The test framework deserves mention. You can drive an agent session programmatically, feed it text or audio, and assert on the event sequence with an LLM judge:

result = await sess.run(user_input="I need help with my order.")
await (
    result.expect.next_event()
    .is_message(role="assistant")
    .judge(llm, intent="agent should ask for order number")
)

That's a meaningful testing primitive for non-deterministic systems.

Rough edges

The plugin surface is enormous — 60+ plugins in livekit-plugins/ — but quality is uneven. Some are clearly first-party and well-maintained (openai, deepgram, silero, cartesia). Others look like community contributions with minimal documentation and no tests. There's no signal in the repo about which plugins are considered stable vs experimental.

The framework requires a running LiveKit server. You can use LiveKit Cloud or self-host, but there's no local-only mode for development without a WebRTC room.

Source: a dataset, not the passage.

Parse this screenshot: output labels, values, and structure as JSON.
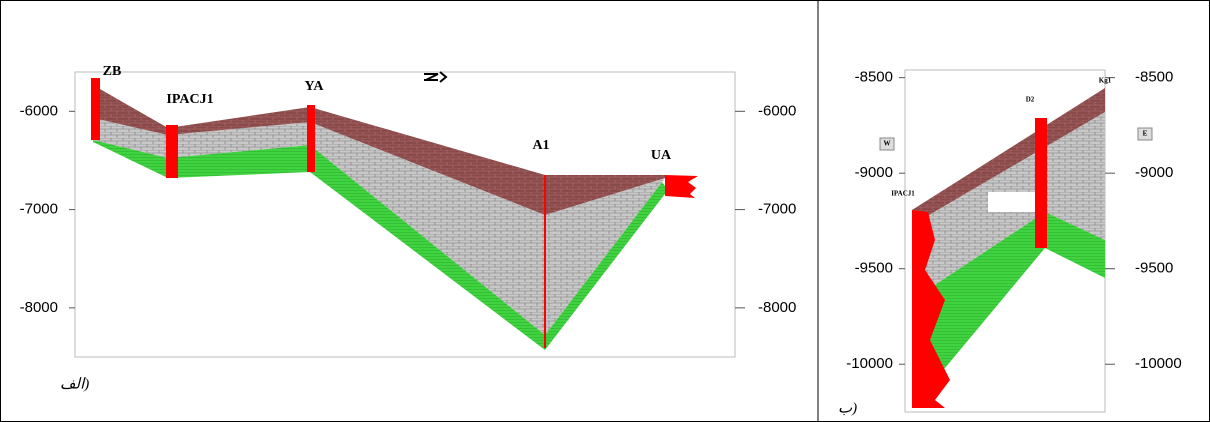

If you just want to test your agent logic without spinning up WebRTC infrastructure, the AgentSession.run() testing API helps, but it's not immediately obvious from the docs that it exists.

Documentation is functional but incomplete in places. The RecordingOptions TypedDict in agent_session.py has better inline docs than anything in the official docs site.

Bottom line

If you're building a voice agent that needs to handle real conversations — interruptions, multiple speakers, agent handoffs, production-scale job routing — this framework has done the hard thinking. The dynamic endpointing and semantic turn detection alone make it worth examining, even if you end up only borrowing the ideas.